Where else can you find health information?

  • Healthcare 411: The US Agency for Healthcare Research and Quality’s Healthcare 411 audio news source provides practical health care information, research findings, and data to help consumers, health providers, health insurers, researchers, and policy makers make informed decisions about health care issues.
  • Centers for Disease Control: The Centers for Disease Control (CDC) is the main federal agency for public health activities in the US. The website provides resources on health and safety topics, including diseases and conditions, emergency preparedness and response, environmental health, workplace safety and health, and more.
  • Understanding Your Medical Record: Resources on how to access and understand your medical record, from the American Health Information Management Association (AHIMA).
  • ClinicalTrials.gov provides comprehensive information about all types of clinical research studies. The site has more than 151,000 studies sponsored by the US government, the pharmaceutical industry, and academic and international organizations, in all 50 states and 184 countries.
  • Tox Town® points out many harmful substances and environmental hazards, not only in a town but in a port, a big city, a farm, and the US-Mexico border area.
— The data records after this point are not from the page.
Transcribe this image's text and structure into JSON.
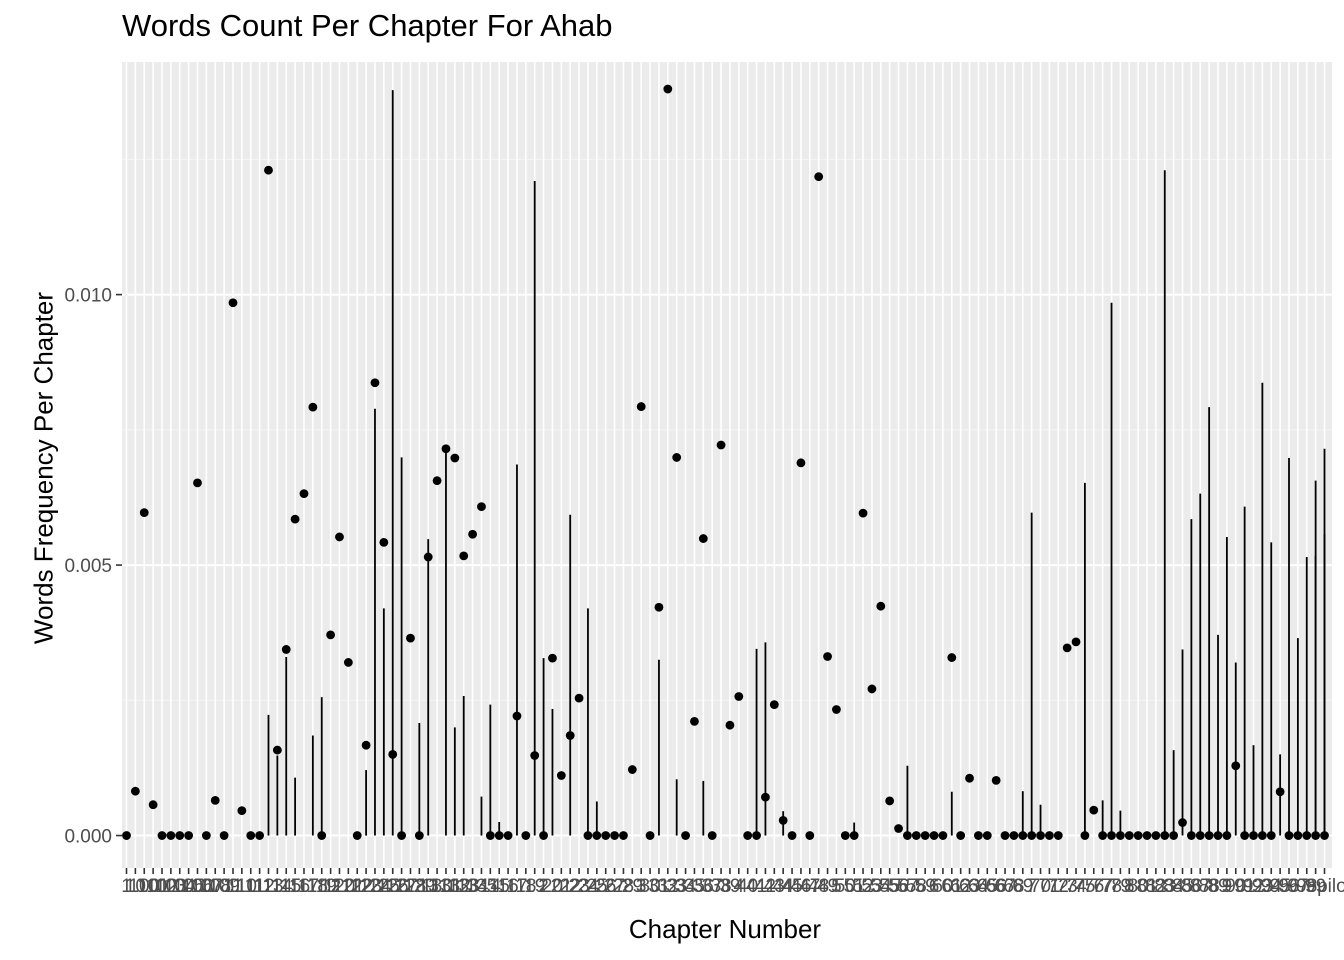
{
  "chart_data": {
    "type": "scatter",
    "title": "Words Count Per Chapter For Ahab",
    "xlabel": "Chapter Number",
    "ylabel": "Words Frequency Per Chapter",
    "ylim": [
      -0.0006,
      0.0143
    ],
    "yticks": [
      0,
      0.005,
      0.01
    ],
    "ytick_labels": [
      "0.000",
      "0.005",
      "0.010"
    ],
    "grid": true,
    "x_categories": [
      "1",
      "10",
      "100",
      "101",
      "102",
      "103",
      "104",
      "105",
      "106",
      "107",
      "108",
      "109",
      "11",
      "110",
      "111",
      "112",
      "113",
      "114",
      "115",
      "116",
      "117",
      "118",
      "119",
      "12",
      "120",
      "121",
      "122",
      "123",
      "124",
      "125",
      "126",
      "127",
      "128",
      "129",
      "13",
      "130",
      "131",
      "132",
      "133",
      "134",
      "135",
      "14",
      "15",
      "16",
      "17",
      "18",
      "19",
      "2",
      "20",
      "21",
      "22",
      "23",
      "24",
      "25",
      "26",
      "27",
      "28",
      "29",
      "3",
      "30",
      "31",
      "32",
      "33",
      "34",
      "35",
      "36",
      "37",
      "38",
      "39",
      "4",
      "40",
      "41",
      "42",
      "43",
      "44",
      "45",
      "46",
      "47",
      "48",
      "49",
      "5",
      "50",
      "51",
      "52",
      "53",
      "54",
      "55",
      "56",
      "57",
      "58",
      "59",
      "6",
      "60",
      "61",
      "62",
      "63",
      "64",
      "65",
      "66",
      "67",
      "68",
      "69",
      "7",
      "70",
      "71",
      "72",
      "73",
      "74",
      "75",
      "76",
      "77",
      "78",
      "79",
      "8",
      "80",
      "81",
      "82",
      "83",
      "84",
      "85",
      "86",
      "87",
      "88",
      "89",
      "9",
      "90",
      "91",
      "92",
      "93",
      "94",
      "95",
      "96",
      "97",
      "98",
      "99",
      "epilogue"
    ],
    "points": [
      {
        "x": "1",
        "y": 0.0
      },
      {
        "x": "10",
        "y": 0.00082
      },
      {
        "x": "100",
        "y": 0.00597
      },
      {
        "x": "101",
        "y": 0.00057
      },
      {
        "x": "102",
        "y": 0.0
      },
      {
        "x": "103",
        "y": 0.0
      },
      {
        "x": "104",
        "y": 0.0
      },
      {
        "x": "105",
        "y": 0.0
      },
      {
        "x": "106",
        "y": 0.00652
      },
      {
        "x": "107",
        "y": 0.0
      },
      {
        "x": "108",
        "y": 0.00065
      },
      {
        "x": "109",
        "y": 0.0
      },
      {
        "x": "11",
        "y": 0.00985
      },
      {
        "x": "110",
        "y": 0.00046
      },
      {
        "x": "111",
        "y": 0.0
      },
      {
        "x": "112",
        "y": 0.0
      },
      {
        "x": "113",
        "y": 0.0123
      },
      {
        "x": "114",
        "y": 0.00158
      },
      {
        "x": "115",
        "y": 0.00344
      },
      {
        "x": "116",
        "y": 0.00585
      },
      {
        "x": "117",
        "y": 0.00632
      },
      {
        "x": "118",
        "y": 0.00792
      },
      {
        "x": "119",
        "y": 0.0
      },
      {
        "x": "12",
        "y": 0.00371
      },
      {
        "x": "120",
        "y": 0.00552
      },
      {
        "x": "121",
        "y": 0.0032
      },
      {
        "x": "122",
        "y": 0.0
      },
      {
        "x": "123",
        "y": 0.00167
      },
      {
        "x": "124",
        "y": 0.00837
      },
      {
        "x": "125",
        "y": 0.00542
      },
      {
        "x": "126",
        "y": 0.0015
      },
      {
        "x": "127",
        "y": 0.0
      },
      {
        "x": "128",
        "y": 0.00365
      },
      {
        "x": "129",
        "y": 0.0
      },
      {
        "x": "13",
        "y": 0.00515
      },
      {
        "x": "130",
        "y": 0.00656
      },
      {
        "x": "131",
        "y": 0.00715
      },
      {
        "x": "132",
        "y": 0.00698
      },
      {
        "x": "133",
        "y": 0.00517
      },
      {
        "x": "134",
        "y": 0.00557
      },
      {
        "x": "135",
        "y": 0.00608
      },
      {
        "x": "14",
        "y": 0.0
      },
      {
        "x": "15",
        "y": 0.0
      },
      {
        "x": "16",
        "y": 0.0
      },
      {
        "x": "17",
        "y": 0.00221
      },
      {
        "x": "18",
        "y": 0.0
      },
      {
        "x": "19",
        "y": 0.00148
      },
      {
        "x": "2",
        "y": 0.0
      },
      {
        "x": "20",
        "y": 0.00328
      },
      {
        "x": "21",
        "y": 0.00111
      },
      {
        "x": "22",
        "y": 0.00185
      },
      {
        "x": "23",
        "y": 0.00254
      },
      {
        "x": "24",
        "y": 0.0
      },
      {
        "x": "25",
        "y": 0.0
      },
      {
        "x": "26",
        "y": 0.0
      },
      {
        "x": "27",
        "y": 0.0
      },
      {
        "x": "28",
        "y": 0.0
      },
      {
        "x": "29",
        "y": 0.00122
      },
      {
        "x": "3",
        "y": 0.00793
      },
      {
        "x": "30",
        "y": 0.0
      },
      {
        "x": "31",
        "y": 0.00422
      },
      {
        "x": "32",
        "y": 0.0138
      },
      {
        "x": "33",
        "y": 0.00699
      },
      {
        "x": "34",
        "y": 0.0
      },
      {
        "x": "35",
        "y": 0.00211
      },
      {
        "x": "36",
        "y": 0.00549
      },
      {
        "x": "37",
        "y": 0.0
      },
      {
        "x": "38",
        "y": 0.00722
      },
      {
        "x": "39",
        "y": 0.00204
      },
      {
        "x": "4",
        "y": 0.00257
      },
      {
        "x": "40",
        "y": 0.0
      },
      {
        "x": "41",
        "y": 0.0
      },
      {
        "x": "42",
        "y": 0.00071
      },
      {
        "x": "43",
        "y": 0.00242
      },
      {
        "x": "44",
        "y": 0.00028
      },
      {
        "x": "45",
        "y": 0.0
      },
      {
        "x": "46",
        "y": 0.00689
      },
      {
        "x": "47",
        "y": 0.0
      },
      {
        "x": "48",
        "y": 0.01218
      },
      {
        "x": "49",
        "y": 0.00331
      },
      {
        "x": "5",
        "y": 0.00233
      },
      {
        "x": "50",
        "y": 0.0
      },
      {
        "x": "51",
        "y": 0.0
      },
      {
        "x": "52",
        "y": 0.00596
      },
      {
        "x": "53",
        "y": 0.00271
      },
      {
        "x": "54",
        "y": 0.00424
      },
      {
        "x": "55",
        "y": 0.00064
      },
      {
        "x": "56",
        "y": 0.00013
      },
      {
        "x": "57",
        "y": 0.0
      },
      {
        "x": "58",
        "y": 0.0
      },
      {
        "x": "59",
        "y": 0.0
      },
      {
        "x": "6",
        "y": 0.0
      },
      {
        "x": "60",
        "y": 0.0
      },
      {
        "x": "61",
        "y": 0.00329
      },
      {
        "x": "62",
        "y": 0.0
      },
      {
        "x": "63",
        "y": 0.00106
      },
      {
        "x": "64",
        "y": 0.0
      },
      {
        "x": "65",
        "y": 0.0
      },
      {
        "x": "66",
        "y": 0.00102
      },
      {
        "x": "67",
        "y": 0.0
      },
      {
        "x": "68",
        "y": 0.0
      },
      {
        "x": "69",
        "y": 0.0
      },
      {
        "x": "7",
        "y": 0.0
      },
      {
        "x": "70",
        "y": 0.0
      },
      {
        "x": "71",
        "y": 0.0
      },
      {
        "x": "72",
        "y": 0.0
      },
      {
        "x": "73",
        "y": 0.00347
      },
      {
        "x": "74",
        "y": 0.00358
      },
      {
        "x": "75",
        "y": 0.0
      },
      {
        "x": "76",
        "y": 0.00047
      },
      {
        "x": "77",
        "y": 0.0
      },
      {
        "x": "78",
        "y": 0.0
      },
      {
        "x": "79",
        "y": 0.0
      },
      {
        "x": "8",
        "y": 0.0
      },
      {
        "x": "80",
        "y": 0.0
      },
      {
        "x": "81",
        "y": 0.0
      },
      {
        "x": "82",
        "y": 0.0
      },
      {
        "x": "83",
        "y": 0.0
      },
      {
        "x": "84",
        "y": 0.0
      },
      {
        "x": "85",
        "y": 0.00024
      },
      {
        "x": "86",
        "y": 0.0
      },
      {
        "x": "87",
        "y": 0.0
      },
      {
        "x": "88",
        "y": 0.0
      },
      {
        "x": "89",
        "y": 0.0
      },
      {
        "x": "9",
        "y": 0.0
      },
      {
        "x": "90",
        "y": 0.00129
      },
      {
        "x": "91",
        "y": 0.0
      },
      {
        "x": "92",
        "y": 0.0
      },
      {
        "x": "93",
        "y": 0.0
      },
      {
        "x": "94",
        "y": 0.0
      },
      {
        "x": "95",
        "y": 0.00081
      },
      {
        "x": "96",
        "y": 0.0
      },
      {
        "x": "97",
        "y": 0.0
      },
      {
        "x": "98",
        "y": 0.0
      },
      {
        "x": "99",
        "y": 0.0
      },
      {
        "x": "epilogue",
        "y": 0.0
      }
    ],
    "segments": [
      {
        "x": "113",
        "y": 0.00223
      },
      {
        "x": "114",
        "y": 0.00148
      },
      {
        "x": "115",
        "y": 0.0033
      },
      {
        "x": "116",
        "y": 0.00107
      },
      {
        "x": "118",
        "y": 0.00185
      },
      {
        "x": "119",
        "y": 0.00256
      },
      {
        "x": "123",
        "y": 0.00121
      },
      {
        "x": "124",
        "y": 0.00789
      },
      {
        "x": "125",
        "y": 0.0042
      },
      {
        "x": "126",
        "y": 0.01378
      },
      {
        "x": "127",
        "y": 0.00699
      },
      {
        "x": "129",
        "y": 0.00208
      },
      {
        "x": "13",
        "y": 0.00548
      },
      {
        "x": "131",
        "y": 0.00711
      },
      {
        "x": "132",
        "y": 0.002
      },
      {
        "x": "133",
        "y": 0.00258
      },
      {
        "x": "135",
        "y": 0.00072
      },
      {
        "x": "14",
        "y": 0.00242
      },
      {
        "x": "15",
        "y": 0.00025
      },
      {
        "x": "17",
        "y": 0.00686
      },
      {
        "x": "19",
        "y": 0.0121
      },
      {
        "x": "2",
        "y": 0.00328
      },
      {
        "x": "20",
        "y": 0.00234
      },
      {
        "x": "22",
        "y": 0.00593
      },
      {
        "x": "24",
        "y": 0.0042
      },
      {
        "x": "25",
        "y": 0.00063
      },
      {
        "x": "31",
        "y": 0.00325
      },
      {
        "x": "33",
        "y": 0.00104
      },
      {
        "x": "36",
        "y": 0.00101
      },
      {
        "x": "41",
        "y": 0.00345
      },
      {
        "x": "42",
        "y": 0.00357
      },
      {
        "x": "44",
        "y": 0.00045
      },
      {
        "x": "51",
        "y": 0.00024
      },
      {
        "x": "57",
        "y": 0.00129
      },
      {
        "x": "61",
        "y": 0.00081
      },
      {
        "x": "69",
        "y": 0.00082
      },
      {
        "x": "7",
        "y": 0.00597
      },
      {
        "x": "70",
        "y": 0.00057
      },
      {
        "x": "75",
        "y": 0.00652
      },
      {
        "x": "77",
        "y": 0.00065
      },
      {
        "x": "78",
        "y": 0.00985
      },
      {
        "x": "79",
        "y": 0.00046
      },
      {
        "x": "83",
        "y": 0.0123
      },
      {
        "x": "84",
        "y": 0.00158
      },
      {
        "x": "85",
        "y": 0.00344
      },
      {
        "x": "86",
        "y": 0.00585
      },
      {
        "x": "87",
        "y": 0.00632
      },
      {
        "x": "88",
        "y": 0.00792
      },
      {
        "x": "89",
        "y": 0.00371
      },
      {
        "x": "9",
        "y": 0.00552
      },
      {
        "x": "90",
        "y": 0.0032
      },
      {
        "x": "92",
        "y": 0.00167
      },
      {
        "x": "93",
        "y": 0.00837
      },
      {
        "x": "94",
        "y": 0.00542
      },
      {
        "x": "95",
        "y": 0.0015
      },
      {
        "x": "97",
        "y": 0.00365
      },
      {
        "x": "98",
        "y": 0.00515
      },
      {
        "x": "99",
        "y": 0.00656
      },
      {
        "x": "epilogue",
        "y": 0.00715
      }
    ],
    "extra_segments": [
      {
        "x": "91",
        "y": 0.00608
      },
      {
        "x": "96",
        "y": 0.00698
      },
      {
        "x": "99",
        "y": 0.00517
      },
      {
        "x": "epilogue",
        "y": 0.00557
      }
    ]
  }
}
  • ToxMystery is an interactive website for children ages 7–10 that teaches users about potential chemical hazards in a home. There is also a Spanish-language version (click on “español”) of this lively interface.
  • FreeMD.com is a free service, created by doctors, that can help you make important health decisions. Use the “symptom checker,” then listen to the “virtual doctor,” who will conduct an interview, analyze the symptoms, and provides expert advice.
  • US Surgeon General’s Family Health History Initiative: Tracing the illnesses suffered by your parents, grandparents, and other blood relatives can help your doctor predict the disorders to which you may be at risk and take action to keep you and your family healthy. Use the “My Family Health Portrait” tool and create a family tree of health issues to discuss with your doctor.